Soru soran zihin nasıl bir zihindir?
Bir toplumda “soru saran adam”
olmak ne demektir?
Örneğin bir peygamberi “soru
soran adam” olarak hiç
düşündünüz mü?
Eğer öyleyse gelin “İbrahim’in
soruları” üzerine düşünelim.
Hz. İbrahim neler sormuş?
(Allaha) “Allahım! Bana ölüleri nasıl
dirilttiğini göster” dedi. “Yoksa inanmıyor musun?” deyince “Evet,
inanıyorum ama kalbim iyice tatmin olsun diye” dedi. (2; 260).
(Kendi kendine) “Gece çökünce yıldız gördü: ‘İşte bu Rabbim!’ dedi. Yıldız
batınca ‘Batanları sevmem’ dedi. Ayı doğarken görünce: ‘İşte bu Rabbim!’
dedi. O da batınca ‘Eğer Rabbim yol göstermezse şaşıranlardan olurum’
dedi. Güneşi doğarken görünce ‘İşte bu Rabbim, bu daha büyük’ dedi. O
da batınca ‘Ey halkım! Ben sizin ortak koştuklarınızdan uzağım’ dedi.” (6;
76-78).
Kanaatimce bu ayetlerde, “İbrahim’in soruları” üzerinden, bir aklın nasıl
yürütüleceği ve bir vicdanın nasıl uyanacağı dersi veriliyor; soru sorarak,
düşünerek, cevaplar arayarak...
Çünkü insanoğluna ilk vacip olan şey sanıldığının aksine iman etmek veya
teslim olmak değil; kuşku duymak, düşünmek, cevap aramaktır. İman ve
teslimiyet bunlardan sonra gelecektir.
Zira cevabını aradığınız sorulara tatminkar bir cevap bulduğunuzda içinizde
bir itminan hali oluşur. İşte buna “iman” denir. Aksi halde, demirin
ateşten geçip çelikleşmesi gibi kuşkulardan geçmemiş, soruya cevap
olarak gelmemiş, bir arayışın sonucu oluşmamış olana iman denmez. O,
olsa olsa taklit, önyargı veya kuruntu olur ki bir üfürüklük işi vardır.
Bu nedenle Kur’an “Önce iman et, sonra düşün” değil; “Önce düşün, sonra
iman et” der. Ekin hasattan, acıkma doymadan, soru cevaptan önce gelir.
Bir meseleyi önce etraflıca konuşur sonra kararını alırız, önce kararını alıp
sonra konuşmayız.
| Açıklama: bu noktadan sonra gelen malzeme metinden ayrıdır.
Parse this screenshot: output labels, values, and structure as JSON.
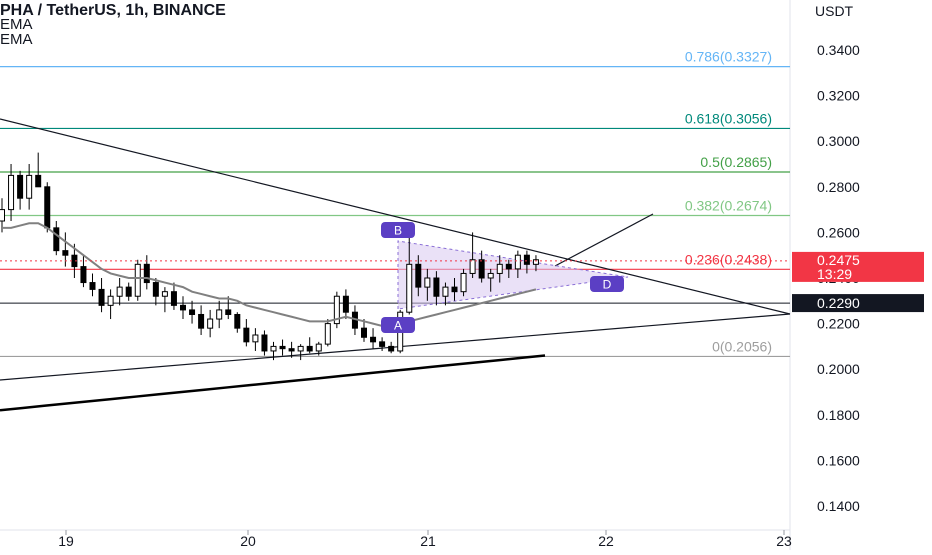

Bunların aksini yaptığınızı düşünün... Ne kadar manasız
oluyor, değil mi?
İbrahim’in soruları işte bize bunu öğretiyor.
Sorular sorarak “soylu bir hakikat arayışının” peşine düşmek...
Yerleşik doğrulardan kuşku duymak, onları sorularla sarsmak...
Hz. İbrahim’in bu tür soruları bir çok yerde sorduğunu görüyoruz: Allah’a,
babasına, oğluna, ileri gelenlere, halka, devlete, gelen elçilere... İtminana,
imana ve teslimiyete bu sorulardan sonra ulaşıyor.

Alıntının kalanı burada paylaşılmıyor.